One runs regularly and compares the current time to the scheduling spec (i.e. "Does this run now?"), and executes those that qualify.
The other technique takes the current scheduling spec and finds the NEXT time that the item should fire. Then, it compares the current time to all of those items who's "next time" is less than "current time", and fires those. Then, when an item is complete, it is rescheduled for the new "next time".
The first technique can not handle "missed" items, the second technique can only handle those items that were previously scheduled.
Specifically consider you you have a schedule that runs once every hour, at the top of the hour.
So, say, 1pm, 2pm, 3pm, 4pm.
At 1:30pm, the run task is down and not executing any processes.
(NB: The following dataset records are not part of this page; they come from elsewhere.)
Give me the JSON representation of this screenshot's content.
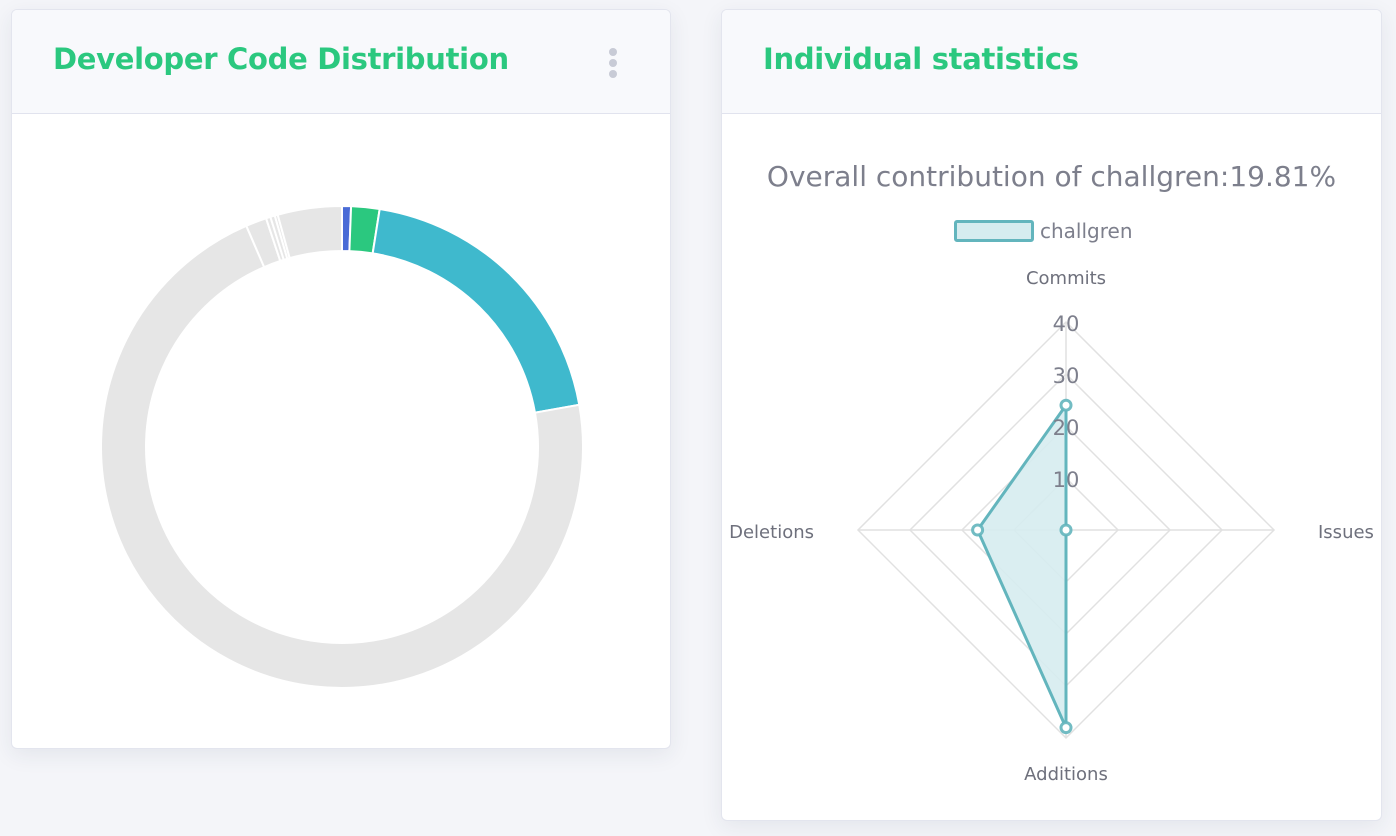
{
  "left_card": {
    "title": "Developer Code Distribution",
    "menu_icon": "vertical-ellipsis-icon"
  },
  "right_card": {
    "title": "Individual statistics",
    "chart_title_prefix": "Overall contribution of challgren:",
    "chart_title_value": "19.81%",
    "legend_label": "challgren"
  },
  "colors": {
    "accent": "#2bc87f",
    "radar_line": "#63b5bd",
    "radar_fill": "#d6ecef",
    "donut_rest": "#e6e6e6"
  },
  "chart_data": [
    {
      "type": "pie",
      "style": "donut",
      "start_angle_deg": 0,
      "slices": [
        {
          "value": 0.6,
          "color": "#4a6bd6"
        },
        {
          "value": 1.9,
          "color": "#2bc87f"
        },
        {
          "value": 19.7,
          "color": "#3fb9cd"
        },
        {
          "value": 71.3,
          "color": "#e6e6e6"
        },
        {
          "value": 1.4,
          "color": "#e6e6e6"
        },
        {
          "value": 0.3,
          "color": "#e6e6e6"
        },
        {
          "value": 0.3,
          "color": "#e6e6e6"
        },
        {
          "value": 0.2,
          "color": "#e6e6e6"
        },
        {
          "value": 4.3,
          "color": "#e6e6e6"
        }
      ]
    },
    {
      "type": "radar",
      "title": "Overall contribution of challgren:19.81%",
      "indicators": [
        "Commits",
        "Issues",
        "Additions",
        "Deletions"
      ],
      "radial_ticks": [
        10,
        20,
        30,
        40
      ],
      "rmax": 40,
      "series": [
        {
          "name": "challgren",
          "values": [
            24,
            0,
            38,
            17
          ]
        }
      ]
    }
  ]
}
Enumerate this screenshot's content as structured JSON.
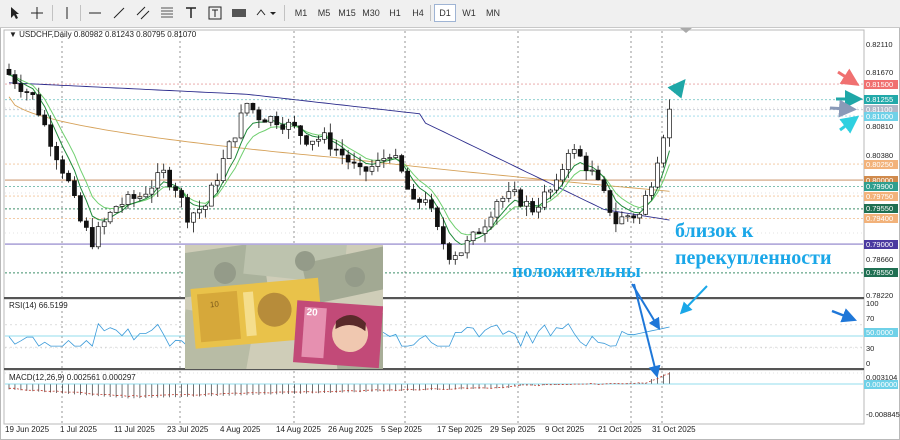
{
  "toolbar": {
    "timeframes": [
      "M1",
      "M5",
      "M15",
      "M30",
      "H1",
      "H4",
      "D1",
      "W1",
      "MN"
    ],
    "active_timeframe": "D1"
  },
  "chart": {
    "symbol_label": "USDCHF,Daily",
    "ohlc": "0.80982 0.81243 0.80795 0.81070",
    "price_scale": [
      "0.82110",
      "0.81670",
      "0.81250",
      "0.80810",
      "0.80380",
      "0.79520",
      "0.78660",
      "0.78220"
    ],
    "price_tags": [
      {
        "label": "0.81500",
        "color": "#f07070",
        "text_color": "#ffffff"
      },
      {
        "label": "0.81255",
        "color": "#22a9a9",
        "text_color": "#ffffff"
      },
      {
        "label": "0.81100",
        "color": "#b0b8c8",
        "text_color": "#ffffff"
      },
      {
        "label": "0.81000",
        "color": "#6fd1e8",
        "text_color": "#ffffff"
      },
      {
        "label": "0.80250",
        "color": "#f2b27a",
        "text_color": "#ffffff"
      },
      {
        "label": "0.80000",
        "color": "#d08a4c",
        "text_color": "#ffffff"
      },
      {
        "label": "0.79900",
        "color": "#2f9e8e",
        "text_color": "#ffffff"
      },
      {
        "label": "0.79750",
        "color": "#f2b27a",
        "text_color": "#ffffff"
      },
      {
        "label": "0.79550",
        "color": "#1f6f52",
        "text_color": "#ffffff"
      },
      {
        "label": "0.79400",
        "color": "#f2b27a",
        "text_color": "#ffffff"
      },
      {
        "label": "0.79000",
        "color": "#4a3aa0",
        "text_color": "#ffffff"
      },
      {
        "label": "0.78550",
        "color": "#1f6f52",
        "text_color": "#ffffff"
      }
    ],
    "colors": {
      "bull_candle": "#ffffff",
      "bear_candle": "#111111",
      "ma_fast": "#1f8a3a",
      "ma_mid": "#6fcf6f",
      "ma_slow": "#2c2c8c",
      "ma_200": "#d6a25a",
      "rsi_line": "#3a9ad9",
      "arrow_red": "#f07070",
      "arrow_teal": "#1fa7a7",
      "arrow_cyan": "#2fd0e0",
      "annotation_text": "#1aa7e8"
    }
  },
  "rsi": {
    "label": "RSI(14) 66.5199",
    "scale": [
      "100",
      "70",
      "30",
      "0"
    ],
    "tag": {
      "label": "50.0000",
      "color": "#6fd1e8"
    }
  },
  "macd": {
    "label": "MACD(12,26,9) 0.002561 0.000297",
    "scale": [
      "0.003104",
      "-0.008845"
    ],
    "tag": {
      "label": "0.000000",
      "color": "#6fd1e8"
    }
  },
  "dates": [
    "19 Jun 2025",
    "1 Jul 2025",
    "11 Jul 2025",
    "23 Jul 2025",
    "4 Aug 2025",
    "14 Aug 2025",
    "26 Aug 2025",
    "5 Sep 2025",
    "17 Sep 2025",
    "29 Sep 2025",
    "9 Oct 2025",
    "21 Oct 2025",
    "31 Oct 2025"
  ],
  "annotations": {
    "overbought": [
      "близок к",
      "перекупленности"
    ],
    "positive": "положительны"
  }
}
It does not start again until 3:20pm.
Using the first technique, the scheduler will have fired the 1pm task, but not fired the 2pm, and 3pm tasks, as it was not running when those times passed. The next job to run will be the 4pm job, at, well, 4pm.
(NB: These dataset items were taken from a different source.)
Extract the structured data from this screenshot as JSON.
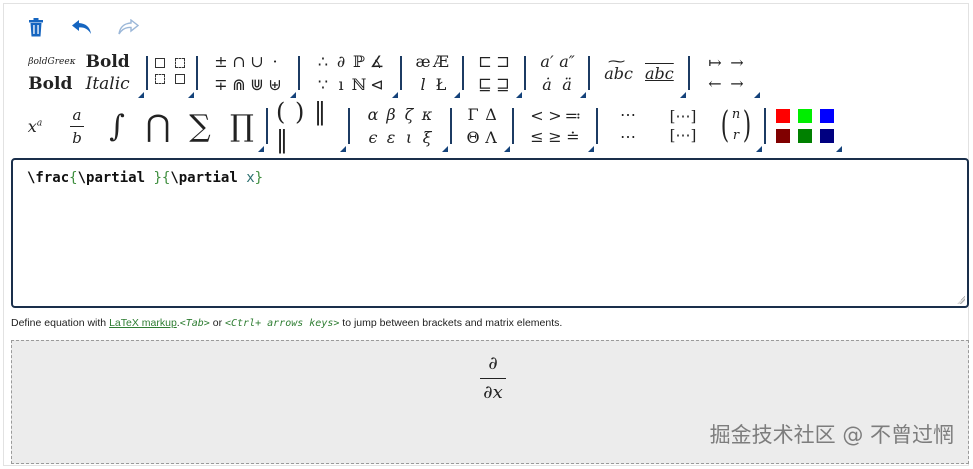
{
  "toolbar": {
    "delete_icon": "trash-icon",
    "undo_icon": "undo-arrow-icon",
    "redo_icon": "redo-arrow-icon",
    "icon_color": "#1565c0",
    "disabled_color": "#9bb7d8"
  },
  "palette": {
    "font_styles": {
      "top_left": "βoldGreeκ",
      "top_right": "Bold",
      "bottom_left": "Bold",
      "bottom_right": "Italic"
    },
    "operators": {
      "row1": [
        "±",
        "∩",
        "∪",
        "·"
      ],
      "row2": [
        "∓",
        "⋒",
        "⋓",
        "⊎"
      ]
    },
    "logic": {
      "row1": [
        "∴",
        "∂",
        "ℙ",
        "∡"
      ],
      "row2": [
        "∵",
        "ı",
        "ℕ",
        "⊲"
      ]
    },
    "letters": {
      "row1": [
        "æ",
        "Æ"
      ],
      "row2": [
        "l",
        "Ł"
      ]
    },
    "subsets": {
      "row1": [
        "⊏",
        "⊐"
      ],
      "row2": [
        "⊑",
        "⊒"
      ]
    },
    "accents": {
      "row1": [
        "a′",
        "a″"
      ],
      "row2": [
        "ȧ",
        "ä"
      ]
    },
    "overlines": {
      "wide_tilde": "abc",
      "overline": "abc"
    },
    "arrows": {
      "row1": [
        "↦",
        "→"
      ],
      "row2": [
        "←",
        "→"
      ]
    },
    "superscript": {
      "base": "x",
      "exp": "a"
    },
    "fraction": {
      "num": "a",
      "den": "b"
    },
    "big_ops": [
      "∫",
      "⋂",
      "∑",
      "∏"
    ],
    "delimiters": "( ) ‖ ‖",
    "greek_lower": {
      "row1": [
        "α",
        "β",
        "ζ",
        "κ"
      ],
      "row2": [
        "ϵ",
        "ε",
        "ι",
        "ξ"
      ]
    },
    "greek_upper": {
      "row1": [
        "Γ",
        "Δ"
      ],
      "row2": [
        "Θ",
        "Λ"
      ]
    },
    "relations": {
      "row1": [
        "<",
        ">",
        "≕"
      ],
      "row2": [
        "≤",
        "≥",
        "≐"
      ]
    },
    "dots": {
      "row1": "⋯",
      "row2": "⋯"
    },
    "matrix": {
      "row1": "[⋯]",
      "row2": "[⋯]"
    },
    "binom": {
      "top": "n",
      "bottom": "r"
    },
    "colors": [
      "#ff0000",
      "#00ee00",
      "#0000ff",
      "#800000",
      "#008000",
      "#000080"
    ]
  },
  "editor": {
    "cmd_frac": "\\frac",
    "open1": "{",
    "cmd_partial1": "\\partial ",
    "close1": "}",
    "open2": "{",
    "cmd_partial2": "\\partial ",
    "var": "x",
    "close2": "}"
  },
  "help": {
    "prefix": "Define equation with ",
    "link": "LaTeX markup",
    "dot": ".",
    "tab_key": "<Tab>",
    "or": " or ",
    "arrows_key": "<Ctrl+ arrows keys>",
    "suffix": " to jump between brackets and matrix elements."
  },
  "preview": {
    "numerator": "∂",
    "denominator": "∂x"
  },
  "watermark": "掘金技术社区 @ 不曾过惘"
}
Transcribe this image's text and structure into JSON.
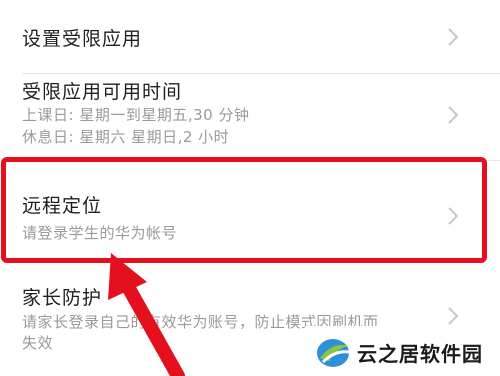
{
  "settings": {
    "items": [
      {
        "title": "设置受限应用"
      },
      {
        "title": "受限应用可用时间",
        "sub1": "上课日: 星期一到星期五,30 分钟",
        "sub2": "休息日: 星期六 星期日,2 小时"
      },
      {
        "title": "远程定位",
        "sub1": "请登录学生的华为帐号"
      },
      {
        "title": "家长防护",
        "sub1": "请家长登录自己的有效华为账号，防止模式因刷机而",
        "sub2": "失效"
      }
    ]
  },
  "icons": {
    "chevron": "chevron-right-icon",
    "arrow": "red-pointer-arrow",
    "logo": "yunzhiju-logo"
  },
  "colors": {
    "highlight": "#e4101e",
    "text": "#1f1f1f",
    "subtext": "#9a9a9a"
  },
  "watermark": {
    "text": "云之居软件园"
  }
}
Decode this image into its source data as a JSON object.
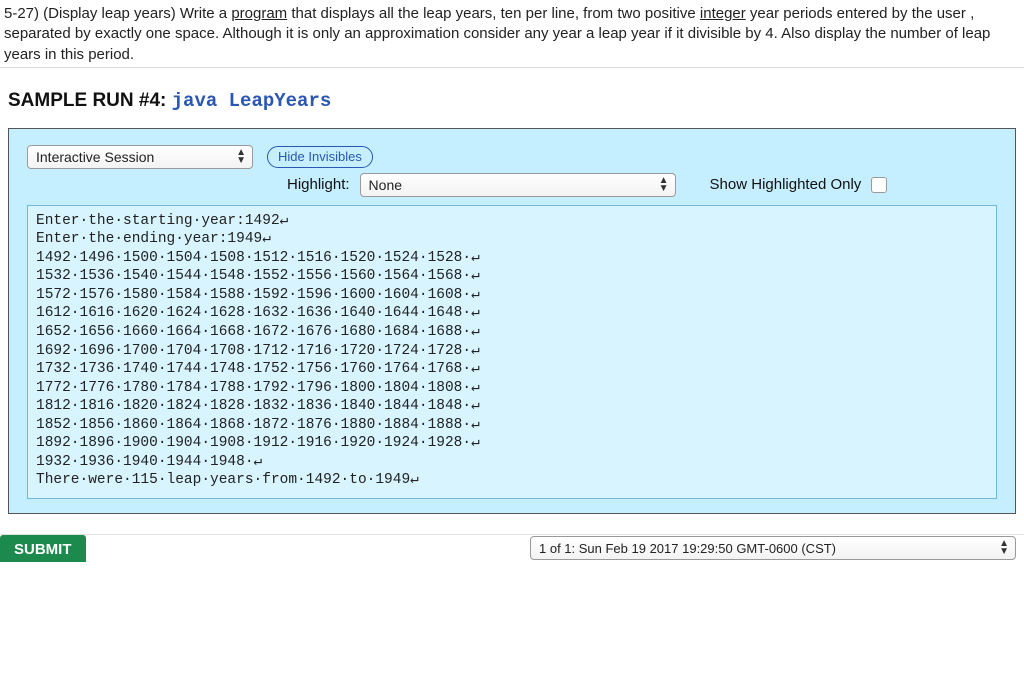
{
  "prompt": {
    "p1a": "5-27) (Display leap years) Write a ",
    "p1_program": "program",
    "p1b": " that displays all the leap years, ten per line, from two positive ",
    "p2_integer": "integer",
    "p2a": " year periods entered by the user , separated by exactly one space. Although it is only an approximation consider any year a leap year if it divisible by 4. Also display the number of leap years in this period."
  },
  "sample": {
    "label": "SAMPLE RUN #4: ",
    "command": "java LeapYears"
  },
  "controls": {
    "session_select": "Interactive Session",
    "hide_btn": "Hide Invisibles",
    "highlight_label": "Highlight:",
    "highlight_value": "None",
    "show_only_label": "Show Highlighted Only"
  },
  "output": {
    "dot": "·",
    "ret": "↵",
    "lines": [
      "Enter·the·starting·year:1492↵",
      "Enter·the·ending·year:1949↵",
      "1492·1496·1500·1504·1508·1512·1516·1520·1524·1528·↵",
      "1532·1536·1540·1544·1548·1552·1556·1560·1564·1568·↵",
      "1572·1576·1580·1584·1588·1592·1596·1600·1604·1608·↵",
      "1612·1616·1620·1624·1628·1632·1636·1640·1644·1648·↵",
      "1652·1656·1660·1664·1668·1672·1676·1680·1684·1688·↵",
      "1692·1696·1700·1704·1708·1712·1716·1720·1724·1728·↵",
      "1732·1736·1740·1744·1748·1752·1756·1760·1764·1768·↵",
      "1772·1776·1780·1784·1788·1792·1796·1800·1804·1808·↵",
      "1812·1816·1820·1824·1828·1832·1836·1840·1844·1848·↵",
      "1852·1856·1860·1864·1868·1872·1876·1880·1884·1888·↵",
      "1892·1896·1900·1904·1908·1912·1916·1920·1924·1928·↵",
      "1932·1936·1940·1944·1948·↵",
      "There·were·115·leap·years·from·1492·to·1949↵"
    ]
  },
  "footer": {
    "submit": "SUBMIT",
    "history": "1 of 1: Sun Feb 19 2017 19:29:50 GMT-0600 (CST)"
  }
}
Using the second technique, the scheduler will have fired the 1pm task, and scheduled the next task at 2pm. Since the system was down, the 2pm task did not run, nor did the 3pm task. But when the system restarted at 3:20, it saw that it "missed" the 2pm task, and fired it off at 3:20, and then scheduled it again for 4pm.
Each technique has it's ups and downs. With the first technique, you miss jobs. With the second technique you can still miss jobs, but it can "catch up" (to a point), but it may also run a job "at the wrong time" (maybe it's supposed to run at the top of the hour for a reason).
A benefit of the second technique is that if you reschedule at the END of the executing job, you don't have to worry about a cascading job problem.
Consider that you have a job that runs every minute. With the first technique, the job gets fired each minute. However, typically, if the job is not FINISHED within it's minute, then you can potentially have 2 jobs running (one late in the process, the other starting up). This can be a problem if the job is not designed to run more than once simultaneously. And it can exacerbate (if there's a real problem, after 10 minutes you have 10 jobs all fighting each other).
With the second technique, if you schedule at the end of the job, then if a job happens to run just over a minute, then you'll "skip" a minute" and start up the following minute rather than run on top of itself. So, you can have a job scheduled for every minute actually run at 1:01pm, 1:03pm, 1:05pm, etc.
Depending on your job design, either of these can be "good" or "bad". There's no right answer here.
Finally, implementing the first technique is really, quite trivial compared to implementing the second. The code to determine if a cron string (say) matches a given time is simple compared to deriving what time a cron string will be valid NEXT. I know, and I have a couple hundred lines of code to prove it. It's not pretty.